Darüber hinaus sollten Interessierte prüfen, ob es sich um dauerhaft attraktive Zinsen oder um Lockangebote handelt. Viele Banken buhlen um Neukunden, indem sie ihnen anfangs eine besonders hohe Rendite gewähren. Nach einem bestimmten Zeitraum sinken diese auf das Normalniveau der Bestandskunden. Liegen diese normalen Konditionen weiterhin über dem Marktdurchschnitt, können Verbraucher ein solches Konto bedenkenlos eröffnen. Andernfalls sollten sie solche Angebote nur wahrnehmen, wenn sie ein sogenanntes Konto-Hopping betreiben wollen. Einige Sparer nutzen diese Neukunden-Aktionen konsequent aus, indem sie ihr Geld nur während der erhöhten Verzinsung dort parken. Danach wechseln sie wieder zu einer anderen Bank. Dieses Hopping lässt sich problemlos realisieren, da es bei Tagesgeldkonten keine Kündigungsfristen gibt und keine Gebühren anfallen. Anleger dürfen nur nicht vergessen, das Geld wieder rechtzeitig auf ein besseres Konto zu überweisen.

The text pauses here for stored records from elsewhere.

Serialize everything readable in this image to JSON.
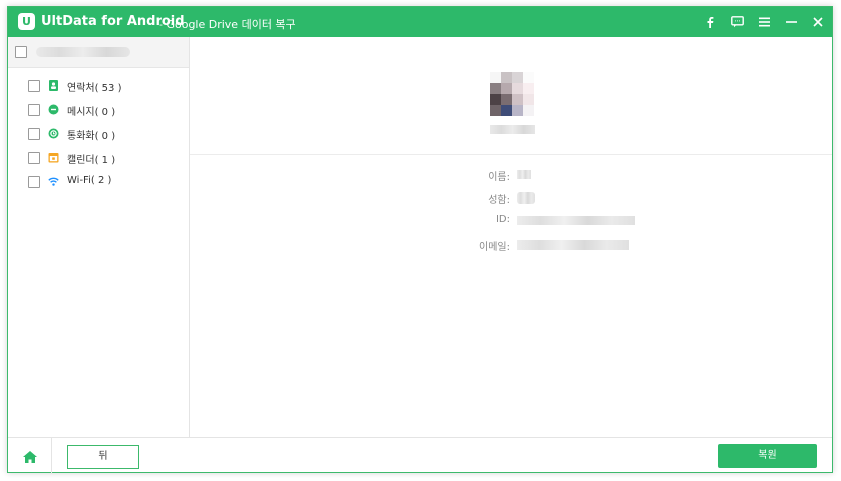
{
  "titlebar": {
    "app_name": "UltData for Android",
    "subtitle": "- Google Drive 데이터 복구",
    "logo_letter": "U",
    "icons": [
      "facebook-icon",
      "feedback-icon",
      "menu-icon",
      "minimize-icon",
      "close-icon"
    ]
  },
  "sidebar": {
    "account": {
      "checked": false
    },
    "categories": [
      {
        "label": "연락처( 53 )",
        "icon": "contacts-icon",
        "color": "#2db96a",
        "checked": false
      },
      {
        "label": "메시지( 0 )",
        "icon": "messages-icon",
        "color": "#2db96a",
        "checked": false
      },
      {
        "label": "통화화( 0 )",
        "icon": "call-log-icon",
        "color": "#2db96a",
        "checked": false
      },
      {
        "label": "캘린더( 1 )",
        "icon": "calendar-icon",
        "color": "#f5a623",
        "checked": false
      },
      {
        "label": "Wi-Fi( 2 )",
        "icon": "wifi-icon",
        "color": "#1e90ff",
        "checked": false
      }
    ]
  },
  "profile": {
    "fields": [
      {
        "label": "이름:"
      },
      {
        "label": "성함:"
      },
      {
        "label": "ID:"
      },
      {
        "label": "이메일:"
      }
    ]
  },
  "footer": {
    "back_label": "뒤",
    "restore_label": "복원"
  },
  "colors": {
    "accent": "#2db96a"
  }
}
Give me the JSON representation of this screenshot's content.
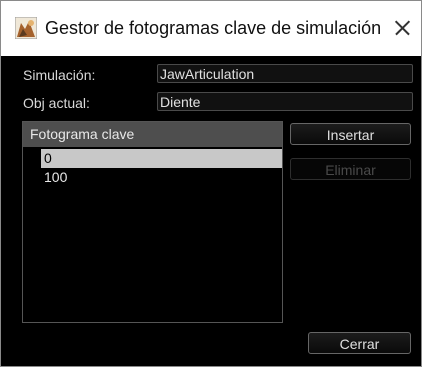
{
  "window": {
    "title": "Gestor de fotogramas clave de simulación"
  },
  "form": {
    "simulation_label": "Simulación:",
    "simulation_value": "JawArticulation",
    "current_object_label": "Obj actual:",
    "current_object_value": "Diente"
  },
  "keyframes": {
    "header": "Fotograma clave",
    "items": [
      "0",
      "100"
    ],
    "selected_index": 0
  },
  "buttons": {
    "insert": "Insertar",
    "delete": "Eliminar",
    "close": "Cerrar"
  },
  "icons": {
    "app": "simulation-app-icon",
    "close": "close-x-icon"
  }
}
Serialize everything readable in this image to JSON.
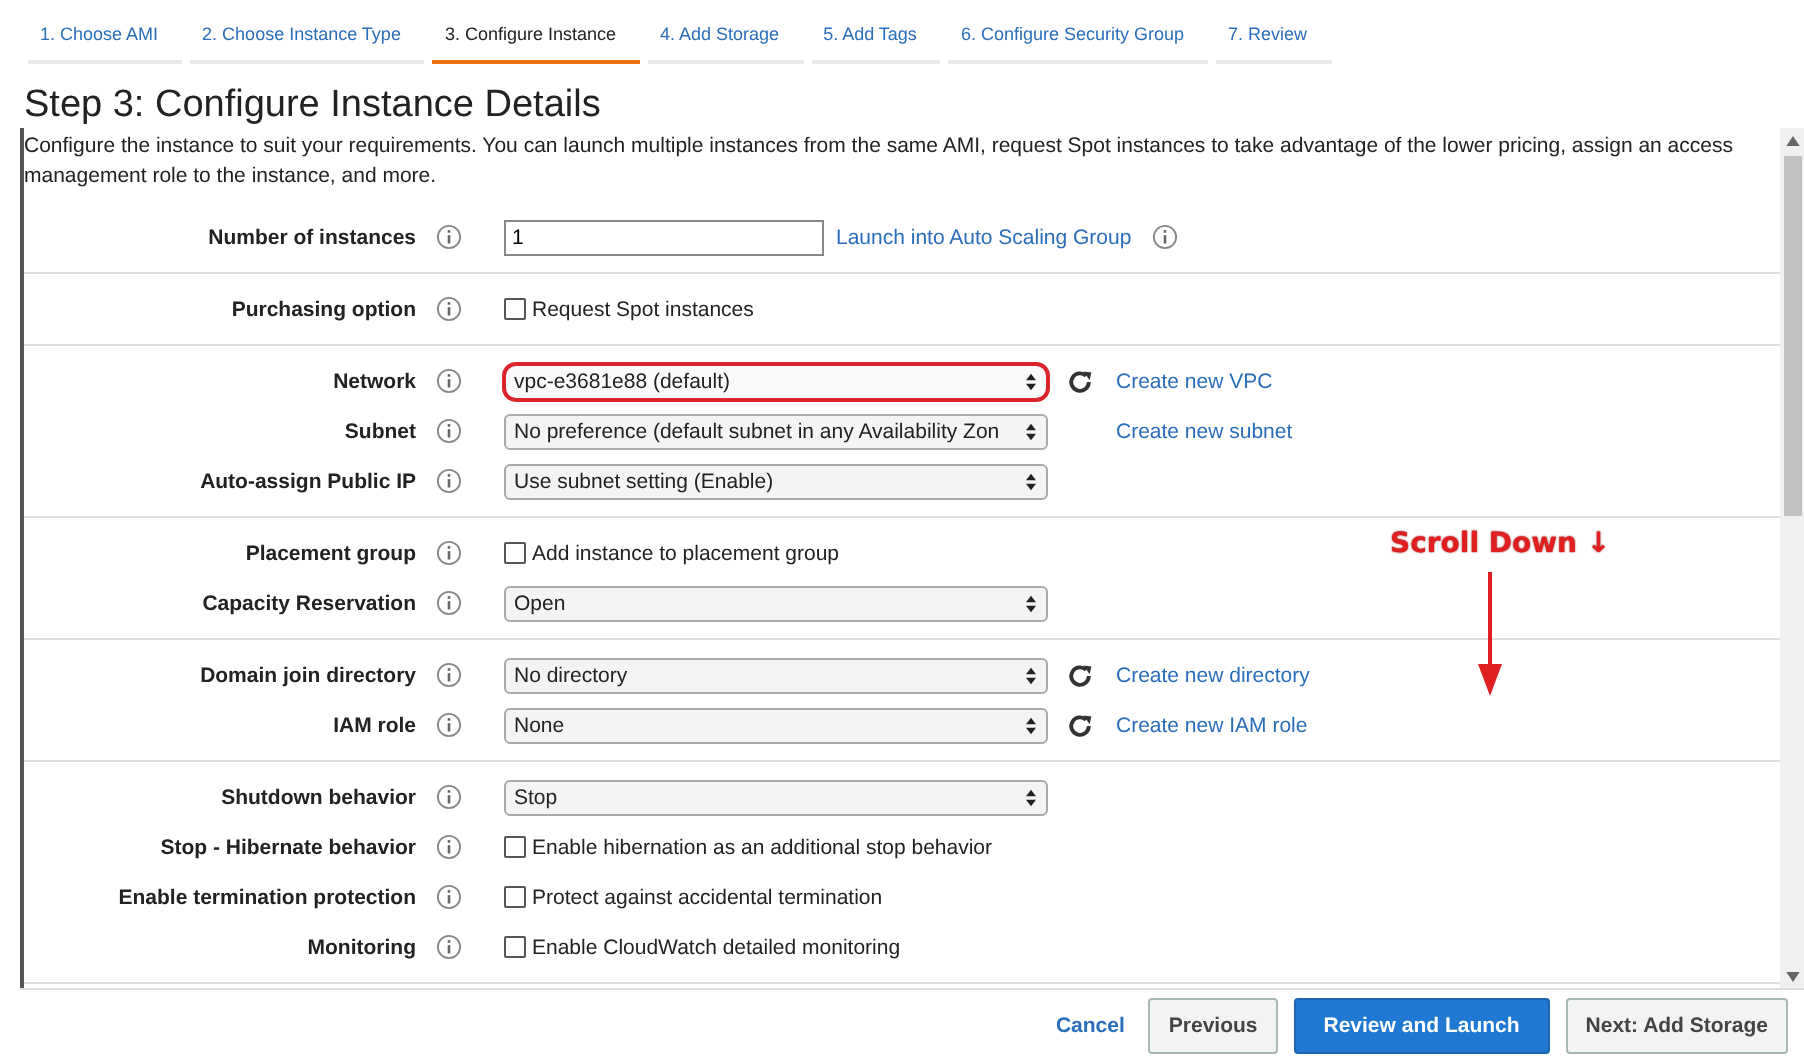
{
  "tabs": [
    {
      "label": "1. Choose AMI",
      "selected": false
    },
    {
      "label": "2. Choose Instance Type",
      "selected": false
    },
    {
      "label": "3. Configure Instance",
      "selected": true
    },
    {
      "label": "4. Add Storage",
      "selected": false
    },
    {
      "label": "5. Add Tags",
      "selected": false
    },
    {
      "label": "6. Configure Security Group",
      "selected": false
    },
    {
      "label": "7. Review",
      "selected": false
    }
  ],
  "heading": "Step 3: Configure Instance Details",
  "description": "Configure the instance to suit your requirements. You can launch multiple instances from the same AMI, request Spot instances to take advantage of the lower pricing, assign an access management role to the instance, and more.",
  "groups": [
    {
      "rows": [
        {
          "label": "Number of instances",
          "kind": "input",
          "value": "1",
          "link": "Launch into Auto Scaling Group",
          "link_info": true
        }
      ]
    },
    {
      "rows": [
        {
          "label": "Purchasing option",
          "kind": "checkbox",
          "text": "Request Spot instances",
          "checked": false
        }
      ]
    },
    {
      "rows": [
        {
          "label": "Network",
          "kind": "select",
          "value": "vpc-e3681e88 (default)",
          "highlighted": true,
          "refresh": true,
          "link": "Create new VPC"
        },
        {
          "label": "Subnet",
          "kind": "select",
          "value": "No preference (default subnet in any Availability Zon",
          "highlighted": false,
          "refresh": false,
          "link": "Create new subnet"
        },
        {
          "label": "Auto-assign Public IP",
          "kind": "select",
          "value": "Use subnet setting (Enable)",
          "highlighted": false,
          "refresh": false
        }
      ]
    },
    {
      "rows": [
        {
          "label": "Placement group",
          "kind": "checkbox",
          "text": "Add instance to placement group",
          "checked": false
        },
        {
          "label": "Capacity Reservation",
          "kind": "select",
          "value": "Open",
          "highlighted": false,
          "refresh": false
        }
      ]
    },
    {
      "rows": [
        {
          "label": "Domain join directory",
          "kind": "select",
          "value": "No directory",
          "highlighted": false,
          "refresh": true,
          "link": "Create new directory"
        },
        {
          "label": "IAM role",
          "kind": "select",
          "value": "None",
          "highlighted": false,
          "refresh": true,
          "link": "Create new IAM role"
        }
      ]
    },
    {
      "rows": [
        {
          "label": "Shutdown behavior",
          "kind": "select",
          "value": "Stop",
          "highlighted": false,
          "refresh": false
        },
        {
          "label": "Stop - Hibernate behavior",
          "kind": "checkbox",
          "text": "Enable hibernation as an additional stop behavior",
          "checked": false
        },
        {
          "label": "Enable termination protection",
          "kind": "checkbox",
          "text": "Protect against accidental termination",
          "checked": false
        },
        {
          "label": "Monitoring",
          "kind": "checkbox",
          "text": "Enable CloudWatch detailed monitoring",
          "checked": false
        }
      ]
    }
  ],
  "annotation": "Scroll Down ↓",
  "buttons": [
    {
      "label": "Cancel",
      "kind": "link"
    },
    {
      "label": "Previous",
      "kind": "secondary"
    },
    {
      "label": "Review and Launch",
      "kind": "primary"
    },
    {
      "label": "Next: Add Storage",
      "kind": "secondary"
    }
  ]
}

Welche Konditionen noch interessieren

Manche Tagesgeldkonten zeichnen sich durch Besonderheiten aus, wodurch sie für einige Sparer nicht infrage kommen. Dazu zählen mögliche Mindestanlagesummen. Zumindest zu Beginn müssen Anleger bei diesen Angeboten einen bestimmten Betrag einzahlen, um das Konto überhaupt eröffnen zu können. Auch ein weiterer Punkt verdient Aufmerksamkeit: Bei manchem Tagesgeld Konto stufen Institute die Zinsen ab. Über einem gewissen Betrag hinaus zahlen Geldhäuser geringere Zinssätze, wenige bestimmen sogar ein Höchstguthaben.

Oberste Priorität genießt für viele Anleger die Sicherheit ihres Geldes. Die staatliche Einlagensicherung bietet diese bis zu einem Betrag von 100.000 Euro. Diese gesetzliche Sicherung bedeutet, dass der Staat bei einer Bankenpleite Summen bis zu dieser Grenze zu 100 % garantiert und bereits wenige Tage nach der offiziellen Insolvenz auszahlt. Infolge einer EU-Richtlinie haben sämtliche Mitgliedsstaaten eine solche Absicherung in gleicher Höhe eingeführt. Gewisse Vorsicht sollten Anleger nur bei Banken aus Ländern walten lassen, die unter einer schweren Haushaltskrise leiden. Wer mehr als 100.000 Euro anlegen will, muss sich bei den meisten Instituten ebenfalls keine Sorgen machen. So sichern viele deutsche Banken Kundengelder zusätzlich ab, zum Beispiel mit Verbünden von untereinander haftenden Banken oder mit Sicherungsfonds. Anleger sollten dies aber zuvor recherchieren, entsprechende Angaben finden sie auf der Homepage der jeweiligen Bank.